The transcript was an incredible record to read. The trial might have been constructed out of mismatched parts from an absurd movie script about legal procedure. There had been no challenge of the jurors, each of the Texas Rangers contradicted the others, a Baptist minister testified that many of the union members were Communists, and the two county workmen said they had seen a Mexican attack a Ranger, although they had been eating their lunch in the back of a truck a half mile down the road at the time. The three witnesses for the defense were sliced to pieces by the district attorney. They were led into discrediting statements about their own testimony, forced into stumbling admissions about their involvement in revolution, and referred to sixteen times as outside agitators. And Cecil Wayne Posey never raised an objection. Normally, any two pages torn at random from such a comic scenario would be grounds for appeal, but under Texas law the appeal has to be made in local court within ten days of sentencing, unless good cause is shown for an extension, and since Mr. Posey’s refusal to continue the case had virtually guaranteed that his client would go to prison, I would have to start the whole process over again in Austin.
It was dusk outside now. I threw the transcript in my suitcase, took a cold bath, and shaved, with a glass of whiskey on top of the lavatory. As a rule I didn’t try to correct the inadequacies inherent in any system, but in this case I thought I would send a letter to the Texas Bar Association about Mr. Posey. Yes, Mr. Posey should receive some official recognition for his work, I thought, as I drew the razor blade down in a clean swath through the shaving cream on my cheek.
I ate a steak for supper and drove back to the union headquarters in the Mexican district. There were thunderclouds and heat lightning in the west, an electric flash all the way across the horizon, and then a distant, dry rumble. The air tasted like brass in my mouth. Parts of the dirt road had been sprinkled with garden hoses to wet down the dust, and the cicadas in the trees were deafening with their late evening noise. Fireflies glowed like points of flame in the gathering dusk, and across the river in old Mexico the adobe huts on the mudflat wavered in the light of outdoor cook fires. High up in the sky, caught in the sun’s last afterglow, a buzzard floated motionlessly like a black scratch on a tin surface.

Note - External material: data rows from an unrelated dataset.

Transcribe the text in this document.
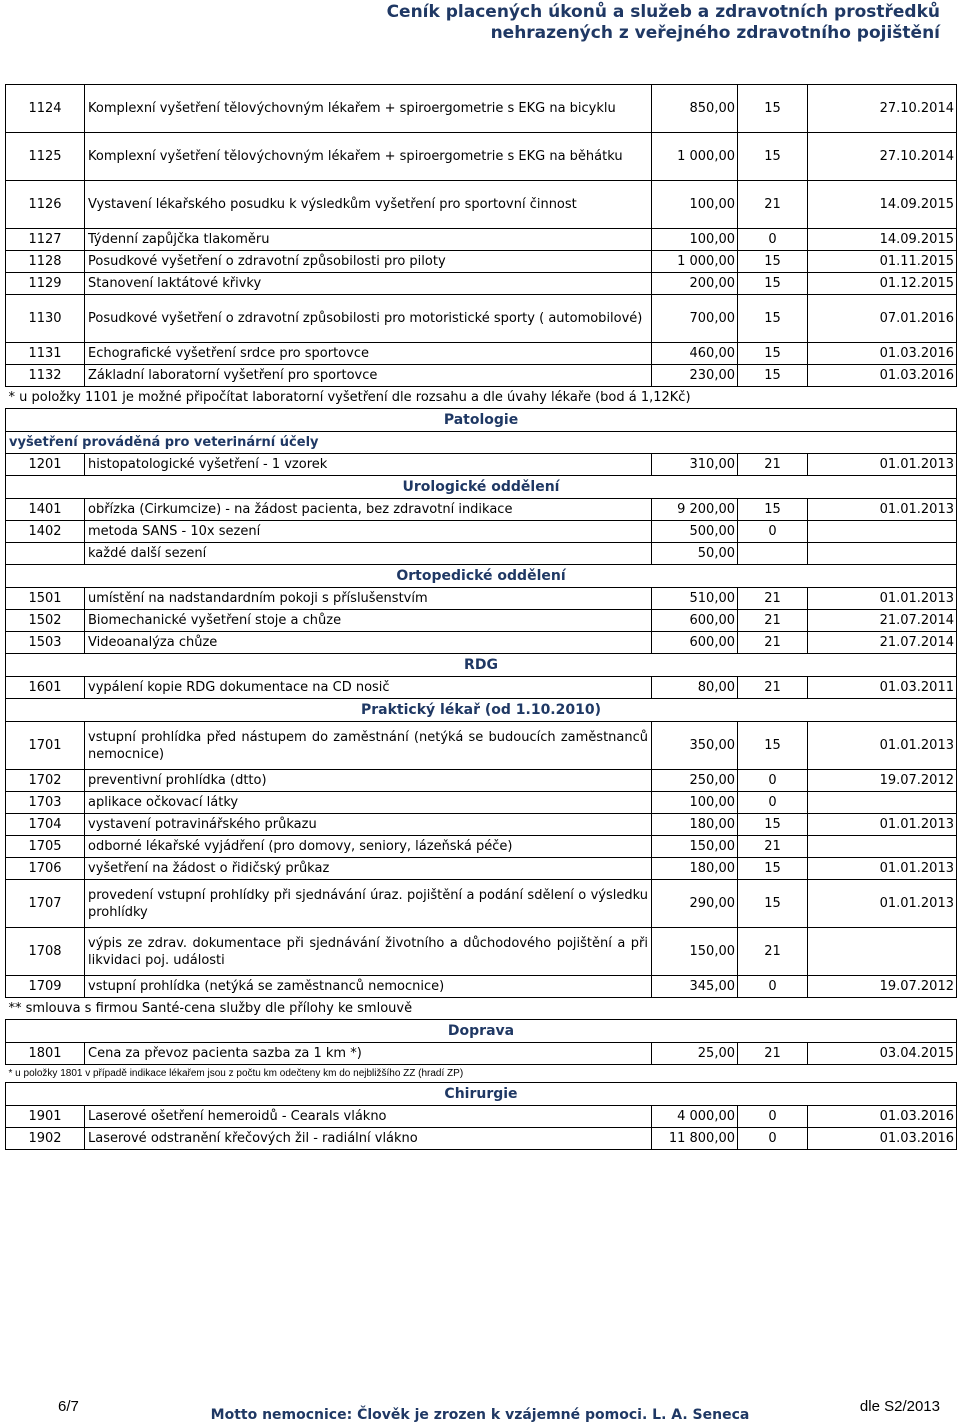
Ceník placených úkonů a služeb a zdravotních prostředků
nehrazených z veřejného zdravotního pojištění
1124	Komplexní vyšetření tělovýchovným lékařem + spiroergometrie s EKG na bicyklu	850,00	15	27.10.2014
1125	Komplexní vyšetření tělovýchovným lékařem + spiroergometrie s EKG na běhátku	1 000,00	15	27.10.2014
1126	Vystavení lékařského posudku k výsledkům vyšetření pro sportovní činnost	100,00	21	14.09.2015
1127	Týdenní zapůjčka tlakoměru	100,00	0	14.09.2015
1128	Posudkové vyšetření o zdravotní způsobilosti pro piloty	1 000,00	15	01.11.2015
1129	Stanovení laktátové křivky	200,00	15	01.12.2015
1130	Posudkové vyšetření o zdravotní způsobilosti pro motoristické sporty ( automobilové)	700,00	15	07.01.2016
1131	Echografické vyšetření srdce pro sportovce	460,00	15	01.03.2016
1132	Základní laboratorní vyšetření pro sportovce	230,00	15	01.03.2016
* u položky 1101 je možné připočítat laboratorní vyšetření dle rozsahu a dle úvahy lékaře (bod á 1,12Kč)				
Patologie				
vyšetření prováděná pro veterinární účely				
1201	histopatologické vyšetření - 1 vzorek	310,00	21	01.01.2013
Urologické oddělení				
1401	obřízka (Cirkumcize) - na žádost pacienta, bez zdravotní indikace	9 200,00	15	01.01.2013
1402	metoda SANS - 10x sezení	500,00	0	
	každé další sezení	50,00		
Ortopedické oddělení				
1501	umístění na nadstandardním pokoji s příslušenstvím	510,00	21	01.01.2013
1502	Biomechanické vyšetření stoje a chůze	600,00	21	21.07.2014
1503	Videoanalýza chůze	600,00	21	21.07.2014
RDG				
1601	vypálení kopie RDG dokumentace na CD nosič	80,00	21	01.03.2011
Praktický lékař (od 1.10.2010)				
1701	vstupní prohlídka před nástupem do zaměstnání (netýká se budoucích zaměstnanců nemocnice)	350,00	15	01.01.2013
1702	preventivní prohlídka (dtto)	250,00	0	19.07.2012
1703	aplikace očkovací látky	100,00	0	
1704	vystavení potravinářského průkazu	180,00	15	01.01.2013
1705	odborné lékařské vyjádření (pro domovy, seniory, lázeňská péče)	150,00	21	
1706	vyšetření na žádost o řidičský průkaz	180,00	15	01.01.2013
1707	provedení vstupní prohlídky při sjednávání úraz. pojištění a podání sdělení o výsledku prohlídky	290,00	15	01.01.2013
1708	výpis ze zdrav. dokumentace při sjednávání životního a důchodového pojištění a při likvidaci poj. události	150,00	21	
1709	vstupní prohlídka (netýká se zaměstnanců nemocnice)	345,00	0	19.07.2012
** smlouva s firmou Santé-cena služby dle přílohy ke smlouvě				
Doprava				
1801	Cena za převoz pacienta sazba za 1 km *)	25,00	21	03.04.2015
* u položky 1801 v případě indikace lékařem jsou z počtu km odečteny km do nejbližšího ZZ (hradí ZP)				
Chirurgie				
1901	Laserové ošetření hemeroidů - Cearals vlákno	4 000,00	0	01.03.2016
1902	Laserové odstranění křečových žil - radiální vlákno	11 800,00	0	01.03.2016
6/7	Motto nemocnice: Člověk je zrozen k vzájemné pomoci. L. A. Seneca	dle S2/2013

I parked the car in front of the union headquarters and walked up the path to the wooden steps. The boy with the Gibson twelve-string still sat on the porch. He had three steel picks on his fingers and a half-gallon bottle of dago red next to him. His bare feet were covered with dust, and there were tattoos on each arm. He chorded the guitar and didn’t turn his head toward me.
“She’s inside, man,” he said.
“Do I knock or let myself in?”
“Just do it.”
I tapped with my knuckle on the screen door and waited. I heard dishes rattling in a pan in the back of the building.
“Hey, Rie, that guy’s back,” the boy shouted over his shoulder.
A moment later the girl walked through a back hallway toward me. Her arms were wet up to the elbow. She had splashed water on her blouse, and her breasts stood out against the cloth.
“Man, like you really want to meet us, don’t you?” she said, pushing open the screen with the back of her wrist.
“I decided against watching television in the hotel lobby this evening.”
“Come in the kitchen. I have to finish the dishes.”